Cientistas nos Estados Unidos conseguiram, pela primeira vez, produzir numa reação de fusão nuclear mais energia que a que foi consumida.
Segundo o jornal britânico Financial Times, a reação produziu 2,5 megajoules de energia face aos 2,1 megajoules usados para alimentar os lasers que serviram para bombardear isótopos de hidrogénio mantidos num estado de plasma sobreaquecido com o intuito de fundi-los em hélio, libertando um neutrão e energia limpa, ou seja, livre de carbono.
A experiência, que constitui um avanço no uso da tecnologia de fusão nuclear para produzir energia limpa, barata e quase ilimitada, foi feita no Laboratório Nacional Lawrence Livermore, especialista em investigação nuclear.
Em fevereiro, investigadores europeus, incluindo portugueses, anunciaram que tinham atingido de forma sustentada um recorde de energia de fusão num teste que visava preparar a operacionalização do maior reator de fusão nuclear experimental do mundo, em construção em França.
No teste, feito em finais do ano passado e que durou cinco segundos, foi obtido um valor recorde de 59 megajoules de energia de fusão sustentada no dispositivo de fusão Joint European Torus (JET), o maior do género no mundo, a funcionar no Reino Unido.
O processo de fusão - o oposto da fissão de átomos pesados, normalmente de urânio, em que assenta a energia nuclear atual - consiste em juntar átomos de elementos leves, como o hidrogénio, a altas temperaturas, formando hélio e libertando uma enorme quantidade de energia na forma de calor. As reações de fusão são geradas por estrelas como o Sol.

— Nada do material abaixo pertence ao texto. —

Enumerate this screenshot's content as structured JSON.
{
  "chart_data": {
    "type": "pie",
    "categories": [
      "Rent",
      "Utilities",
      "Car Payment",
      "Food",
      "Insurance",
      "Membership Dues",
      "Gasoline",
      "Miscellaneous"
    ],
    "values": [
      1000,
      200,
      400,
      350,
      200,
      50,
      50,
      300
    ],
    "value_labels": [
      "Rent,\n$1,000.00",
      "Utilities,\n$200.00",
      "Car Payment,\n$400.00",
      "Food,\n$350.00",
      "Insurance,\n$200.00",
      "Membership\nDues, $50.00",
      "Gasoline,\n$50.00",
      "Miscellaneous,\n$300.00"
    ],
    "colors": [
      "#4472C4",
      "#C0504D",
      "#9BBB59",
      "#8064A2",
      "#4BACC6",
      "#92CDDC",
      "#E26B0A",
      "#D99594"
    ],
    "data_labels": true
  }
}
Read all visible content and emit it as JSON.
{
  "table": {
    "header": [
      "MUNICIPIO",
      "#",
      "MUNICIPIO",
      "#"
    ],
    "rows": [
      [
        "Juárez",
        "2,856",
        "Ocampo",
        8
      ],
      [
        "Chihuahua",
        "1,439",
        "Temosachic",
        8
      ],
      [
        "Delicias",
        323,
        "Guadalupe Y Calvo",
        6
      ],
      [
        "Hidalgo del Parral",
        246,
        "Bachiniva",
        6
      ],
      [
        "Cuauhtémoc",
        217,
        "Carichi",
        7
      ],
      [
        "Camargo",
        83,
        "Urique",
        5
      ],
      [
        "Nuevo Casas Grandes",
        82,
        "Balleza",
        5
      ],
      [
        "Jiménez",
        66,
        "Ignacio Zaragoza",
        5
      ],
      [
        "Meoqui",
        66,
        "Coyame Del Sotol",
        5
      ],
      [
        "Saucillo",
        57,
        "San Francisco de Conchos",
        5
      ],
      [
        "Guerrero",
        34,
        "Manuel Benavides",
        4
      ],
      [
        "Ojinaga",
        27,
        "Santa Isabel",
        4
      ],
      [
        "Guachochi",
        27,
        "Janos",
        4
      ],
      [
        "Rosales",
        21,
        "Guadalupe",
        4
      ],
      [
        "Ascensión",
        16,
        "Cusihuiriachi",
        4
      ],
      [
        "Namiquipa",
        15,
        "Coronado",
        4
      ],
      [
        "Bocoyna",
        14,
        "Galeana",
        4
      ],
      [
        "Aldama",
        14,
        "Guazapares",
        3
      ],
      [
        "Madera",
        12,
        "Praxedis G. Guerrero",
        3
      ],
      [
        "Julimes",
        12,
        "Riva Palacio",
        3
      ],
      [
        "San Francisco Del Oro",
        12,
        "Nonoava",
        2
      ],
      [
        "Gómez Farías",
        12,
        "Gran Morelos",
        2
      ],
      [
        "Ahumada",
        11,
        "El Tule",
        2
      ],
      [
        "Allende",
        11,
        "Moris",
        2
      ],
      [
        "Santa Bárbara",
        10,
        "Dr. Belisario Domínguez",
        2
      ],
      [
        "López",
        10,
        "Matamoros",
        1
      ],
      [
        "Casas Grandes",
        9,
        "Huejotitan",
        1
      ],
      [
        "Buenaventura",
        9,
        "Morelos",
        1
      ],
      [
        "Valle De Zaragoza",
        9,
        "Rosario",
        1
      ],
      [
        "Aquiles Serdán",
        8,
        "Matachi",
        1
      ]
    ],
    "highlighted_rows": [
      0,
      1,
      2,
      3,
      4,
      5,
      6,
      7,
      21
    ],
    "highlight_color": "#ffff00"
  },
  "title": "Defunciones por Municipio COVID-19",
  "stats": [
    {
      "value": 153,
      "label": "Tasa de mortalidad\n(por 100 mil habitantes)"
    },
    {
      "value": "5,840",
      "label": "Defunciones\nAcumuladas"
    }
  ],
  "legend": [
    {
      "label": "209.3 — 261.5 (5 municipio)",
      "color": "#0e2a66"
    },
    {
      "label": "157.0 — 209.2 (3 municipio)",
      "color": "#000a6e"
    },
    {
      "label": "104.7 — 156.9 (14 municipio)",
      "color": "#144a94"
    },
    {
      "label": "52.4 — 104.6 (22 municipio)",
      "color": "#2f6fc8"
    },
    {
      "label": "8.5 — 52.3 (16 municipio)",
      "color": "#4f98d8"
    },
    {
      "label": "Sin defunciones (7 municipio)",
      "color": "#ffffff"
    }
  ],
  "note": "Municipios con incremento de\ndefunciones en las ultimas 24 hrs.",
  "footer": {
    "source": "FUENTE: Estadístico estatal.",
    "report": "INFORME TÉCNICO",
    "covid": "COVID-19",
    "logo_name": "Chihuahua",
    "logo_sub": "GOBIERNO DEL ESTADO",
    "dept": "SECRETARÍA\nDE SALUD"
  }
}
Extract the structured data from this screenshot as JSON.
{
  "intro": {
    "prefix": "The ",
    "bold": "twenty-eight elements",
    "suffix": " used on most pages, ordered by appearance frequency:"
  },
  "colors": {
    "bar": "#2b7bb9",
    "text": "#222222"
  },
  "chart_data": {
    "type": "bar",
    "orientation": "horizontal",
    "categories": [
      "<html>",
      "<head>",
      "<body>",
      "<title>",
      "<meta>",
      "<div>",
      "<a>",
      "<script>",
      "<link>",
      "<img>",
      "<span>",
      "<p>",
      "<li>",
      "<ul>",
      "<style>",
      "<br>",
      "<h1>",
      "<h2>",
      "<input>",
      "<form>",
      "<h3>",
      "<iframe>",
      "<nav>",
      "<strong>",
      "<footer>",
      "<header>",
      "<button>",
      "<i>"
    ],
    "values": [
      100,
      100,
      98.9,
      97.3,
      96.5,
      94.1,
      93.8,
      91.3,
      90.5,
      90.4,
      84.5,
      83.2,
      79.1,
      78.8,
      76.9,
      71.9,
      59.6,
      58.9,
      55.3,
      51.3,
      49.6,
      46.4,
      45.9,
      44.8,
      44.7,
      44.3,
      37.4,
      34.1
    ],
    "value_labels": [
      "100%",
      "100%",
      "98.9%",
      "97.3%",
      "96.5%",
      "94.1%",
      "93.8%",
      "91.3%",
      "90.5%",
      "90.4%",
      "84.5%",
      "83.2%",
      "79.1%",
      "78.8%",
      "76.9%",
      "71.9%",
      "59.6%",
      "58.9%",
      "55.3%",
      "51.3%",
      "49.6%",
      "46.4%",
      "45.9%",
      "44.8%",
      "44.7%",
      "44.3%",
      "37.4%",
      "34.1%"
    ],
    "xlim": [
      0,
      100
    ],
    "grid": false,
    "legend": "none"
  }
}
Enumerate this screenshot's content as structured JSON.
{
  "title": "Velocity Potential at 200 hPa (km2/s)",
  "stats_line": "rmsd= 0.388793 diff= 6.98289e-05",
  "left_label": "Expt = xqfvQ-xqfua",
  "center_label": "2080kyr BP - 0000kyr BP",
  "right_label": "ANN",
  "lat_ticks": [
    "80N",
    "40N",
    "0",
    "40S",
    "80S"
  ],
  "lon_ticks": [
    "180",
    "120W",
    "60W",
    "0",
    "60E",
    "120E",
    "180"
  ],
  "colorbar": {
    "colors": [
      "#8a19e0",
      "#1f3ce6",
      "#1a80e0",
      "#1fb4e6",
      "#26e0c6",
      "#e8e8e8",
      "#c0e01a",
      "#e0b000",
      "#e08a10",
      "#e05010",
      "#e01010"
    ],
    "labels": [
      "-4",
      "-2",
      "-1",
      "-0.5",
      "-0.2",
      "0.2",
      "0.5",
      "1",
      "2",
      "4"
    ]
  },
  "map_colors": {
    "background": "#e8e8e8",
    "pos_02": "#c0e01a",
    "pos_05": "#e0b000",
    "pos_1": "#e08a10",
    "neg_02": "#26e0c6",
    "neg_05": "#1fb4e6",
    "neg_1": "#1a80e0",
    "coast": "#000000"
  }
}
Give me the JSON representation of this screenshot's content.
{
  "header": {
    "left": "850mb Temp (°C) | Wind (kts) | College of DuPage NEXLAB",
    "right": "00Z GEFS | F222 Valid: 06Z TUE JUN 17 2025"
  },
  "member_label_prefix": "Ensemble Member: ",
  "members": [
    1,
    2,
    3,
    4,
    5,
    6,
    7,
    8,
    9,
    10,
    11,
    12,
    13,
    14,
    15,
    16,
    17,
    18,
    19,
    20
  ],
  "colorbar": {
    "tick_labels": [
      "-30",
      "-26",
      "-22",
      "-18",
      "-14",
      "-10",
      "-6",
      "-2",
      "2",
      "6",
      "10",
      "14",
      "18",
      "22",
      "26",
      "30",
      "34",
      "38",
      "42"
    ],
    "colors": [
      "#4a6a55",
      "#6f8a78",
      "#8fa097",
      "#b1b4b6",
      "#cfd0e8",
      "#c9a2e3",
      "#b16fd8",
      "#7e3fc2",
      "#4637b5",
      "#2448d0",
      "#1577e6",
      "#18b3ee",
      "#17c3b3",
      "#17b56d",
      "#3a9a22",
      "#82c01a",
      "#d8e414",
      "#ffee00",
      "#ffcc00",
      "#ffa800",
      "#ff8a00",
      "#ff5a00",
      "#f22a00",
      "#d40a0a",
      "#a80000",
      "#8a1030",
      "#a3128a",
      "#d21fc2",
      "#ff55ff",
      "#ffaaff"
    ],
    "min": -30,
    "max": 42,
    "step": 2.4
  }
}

A tecnologia de fissão nuclear, que gera resíduos altamente radioativos, apenas produz 10% da energia mundial, muito menos do que o carvão e o gás - combustíveis fósseis com forte impacto no ambiente.
Os Estados Unidos são um dos parceiros, a par da União Europeia, da China ou do Japão, do reator de fusão nuclear experimental em construção em França, que será a "antecâmara" da futura central energética europeia de demonstração de fusão, em estudo e com a qual se pretende testar a produção de eletricidade de uma forma limpa e segura.
Em março, em declarações à Lusa, o investigador Eduardo Alves, que participa no projeto do reator experimental, admitiu que a energia produzida por fusão nuclear poderá estar ao alcance em 40 a 50 anos.
Fusão nuclear é “um dos mais impressionantes feitos científicos do século XXI”
Esta conquista científica está a ser celebrada por membros da comunidade científica e não só. O Presidente norte-americano, Joe Biden, classificou este avanço como um bom exemplo da importância em continuar a investir na investigação.
“Vejam o que se passa no Departamento de energia e na frente nuclear. Há tantas boas notícias no horizonte”, avança a Casa Branca.
A Secretária da Energia, Jennifer Granholm, sublinhou a importância que este avanço poderá ter no futuro da energia limpa e também na defesa nacional. Considerou a ignição para a fusão nuclear como “um dos mais impressionantes feitos científicos do século XXI”.
“A ignição permite-nos replicar pela primeira vez certas condições que só se veem nas estrelas e no sol”, acrescentando que “este marco move-nos um passo significativamente mais perto da possibilidade de haver fusão nuclear carbono-zero abundante para dar energia à nossa sociedade”.
A produção de energia através da fusão nuclear está ainda longe de se tornar uma realidade, no entanto, os investigadores considera que o avanço é, por si só, bastante significativo. Como se fosse “um sinal de partida” para a corrida que já tem uma meta definida, apesar de ainda longínqua.
De acordo com o professor Dennis Whyte, diretor do Plasma Science and Fusion Center no Massachusetts Institute of Technology (MIT), a comunidade científica deveria “estar empenhada em disponibilizar sistemas de energia de fusão para enfrentar as alterações climáticas e a segurança energética.
Kim Budil, diretor do Livermore Lab, lembra que existem “muitos obstáculos significativos” para a utilização da tecnologia de fusão nuclear num contexto comercial. Os avanços têm sido alcançados recentemente fazem com que a possibilidade de ter energia oriunda da fusão nuclear a dar energias às habitações poderá ter sido antecipada em várias décadas.
A investigação para o desenvolvimento de energia através da fusão nuclear – o mesmo processo que ocorre no núcleo do Sol – já decorre há décadas, tendo sido investidos milhares de milhões de dólares neste projeto.